Прождав Лютаса до десяти, я заказал стопку водки, выпил и ушел в недоумении: обида обидой, но я не так часто просил его о помощи. На самом деле – еще ни разу не просил. Я шел на вокзал вдоль берега, подняв задубелый воротник, чувствуя себя преданным и при этом, как ни странно, испытывая облегчение. Мой друг оказался не на высоте, струсил и тем самым снял с меня часть вины, понимаешь, Хани?
В это время он был уже мертв и лежал в одной из каменных дырок Boca do Inferno,
Все сегодняшнее утро я пролежал на своей скамье, обмотав поясницу одеялом и вытянувшись, как мертвый тореадор на картине Мане, потому что у меня ноют кости и полно разболтавшихся железных болтов в крестце. День кончается, когда в камере включается свет. На лампочку я надел абажур из газеты, пожара бояться не стоит, кроме пары книг и моей постели гореть здесь нечему. Нечему гореть, нечему быть съеденным, нечему быть украденным. Я живу как даосский монах из книги Пу Сунлина, только без тыквы-горлянки. Всем бы такого счастья, и аминь.
Интересно, на каком полустанке сидит теперь мой прошлогодний приятель Оська? Я взял с него слово, что если знаки снова приведут его в Лиссабон, то спать он будет у меня. Когда я показал ему запасной ключ, лежащий в пасти горгульи, он покачал головой:
– Вряд ли я этим воспользуюсь, города не повторяются.
Потом он с опаской покосился на хозяина «Канто», который уже вынес во двор свой мангал и возился теперь со связкой хвороста, заторопился, похлопал меня по плечу и зашагал по направлению к Аполлонии. Глядя ему вслед, я вспомнил, что огонь возникает поблизости, если
Весь вечер думаю о том, что в этом году в городе стало больше сумасшедших. Как будто их с рекламного вертолета рассыпали. Возникают откуда-то из-за спины, хватают за плечо, кричат в преломляющем восторге: мняааа, мняааа. Старуха с площади Россиу, ковыляющая по брусчатке в красных туфлях, посылающая всем проклятья, смеющийся дядька, что бродит с отвинченным где-то огнетушителем, девица в байкерской куртке, клекочущая что-то голубям, поедая вместе с ними каштановую шелуху.
Помню, как сказал об этом Ли, а он ответил, что их всегда столько было, просто я стал на них засматриваться. Похоже, ты устал, пако, добавил он после паузы, когда устаешь, то завидуешь тем, кому весело, и втайне желаешь перейти на их сторону и отдохнуть. И с чего это мне было уставать? Я жил как спал, а спал крепко, как в звонко-пространных сенях у царя Алкиноя. Думаю, что дело в другом: город так обеднел и запаршивел, что жители не в силах с этим смириться и понемногу сходят с ума.
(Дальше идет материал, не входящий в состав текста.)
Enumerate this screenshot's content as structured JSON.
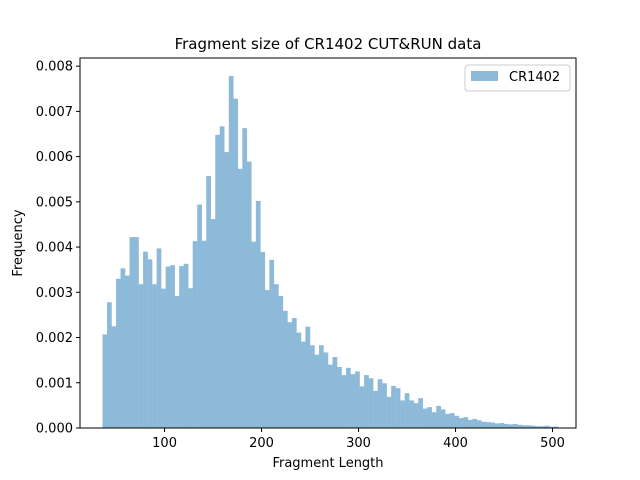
{
  "chart_data": {
    "type": "bar",
    "title": "Fragment size of CR1402 CUT&RUN data",
    "xlabel": "Fragment Length",
    "ylabel": "Frequency",
    "xlim": [
      12.8,
      524.2
    ],
    "ylim": [
      0,
      0.00818
    ],
    "xticks": [
      100,
      200,
      300,
      400,
      500
    ],
    "xtick_labels": [
      "100",
      "200",
      "300",
      "400",
      "500"
    ],
    "yticks": [
      0.0,
      0.001,
      0.002,
      0.003,
      0.004,
      0.005,
      0.006,
      0.007,
      0.008
    ],
    "ytick_labels": [
      "0.000",
      "0.001",
      "0.002",
      "0.003",
      "0.004",
      "0.005",
      "0.006",
      "0.007",
      "0.008"
    ],
    "legend_position": "top-right",
    "bar_color": "#8ebad9",
    "series": [
      {
        "name": "CR1402",
        "bin_start": 36,
        "bin_width": 4.65,
        "values": [
          0.00207,
          0.00278,
          0.00225,
          0.0033,
          0.00353,
          0.00337,
          0.00422,
          0.00422,
          0.00318,
          0.0039,
          0.00373,
          0.00318,
          0.00397,
          0.00308,
          0.00357,
          0.0036,
          0.00292,
          0.00358,
          0.00363,
          0.00309,
          0.00413,
          0.00494,
          0.00414,
          0.00557,
          0.00462,
          0.00648,
          0.00667,
          0.0061,
          0.00778,
          0.00728,
          0.00573,
          0.00663,
          0.00589,
          0.00412,
          0.00502,
          0.00389,
          0.00305,
          0.00372,
          0.00318,
          0.00292,
          0.00259,
          0.00234,
          0.00243,
          0.00211,
          0.00191,
          0.00224,
          0.00183,
          0.00162,
          0.00183,
          0.00167,
          0.0014,
          0.00157,
          0.00135,
          0.00117,
          0.00133,
          0.00119,
          0.00125,
          0.00092,
          0.00117,
          0.0011,
          0.00082,
          0.00108,
          0.00099,
          0.00069,
          0.00093,
          0.00088,
          0.00061,
          0.00077,
          0.00061,
          0.00055,
          0.00066,
          0.00043,
          0.00046,
          0.00035,
          0.00049,
          0.00041,
          0.00031,
          0.00033,
          0.00027,
          0.00022,
          0.00024,
          0.00018,
          0.0002,
          0.00017,
          0.00014,
          0.00013,
          0.00012,
          0.0001,
          0.00011,
          9e-05,
          8e-05,
          9e-05,
          7e-05,
          6e-05,
          6e-05,
          5e-05,
          4e-05,
          4e-05,
          5e-05,
          3e-05,
          3e-05
        ]
      }
    ]
  }
}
Еще я думаю о том, что выйду из тюрьмы, когда мне будет лет сорок восемь. Когда я выйду на волю, у дома будет новый владелец, там все будет другое: и запахи, и портреты, и трава на крыше. Хотел бы я знать, кому достанется мой письменный стол и деревянный монах в швейцарском гигрометре, тот, что молится на коленях, слегка надвинув капюшон на лицо, – это значит, что весь день будет накрапывать дождь. Если бы он опустил капюшон, дождь зарядил бы на весь день. Монаха жалко будет потерять.
Так или иначе, придется писать Лилиенталю. Не мог бы ты взломать мою дверь, зайти в дом и забрать деревянного монаха, жестяной полосатый маяк и маленький черный диктофон?
Я принимал Лилиенталя близко к сердцу, а теперь понимаю, что его беседы со мной были такими же чистыми и бесполезными, как его подошвы, с тех пор как он почти перестал ходить пешком. Когда я заведовал в вильнюсском театре поворотным кругом, то часто смотрел спектакли из ямы, так у нас называли тайник под сценой. Подошвы актеров, которые я видел вблизи, были безупречными, если обувь была бутафорской, и грязными, если актер приходил в своих ботинках. Театральные уборщицы любили античные драмы, потому что сцена оставалась чистой даже зимой. Ясень трудно отмывается.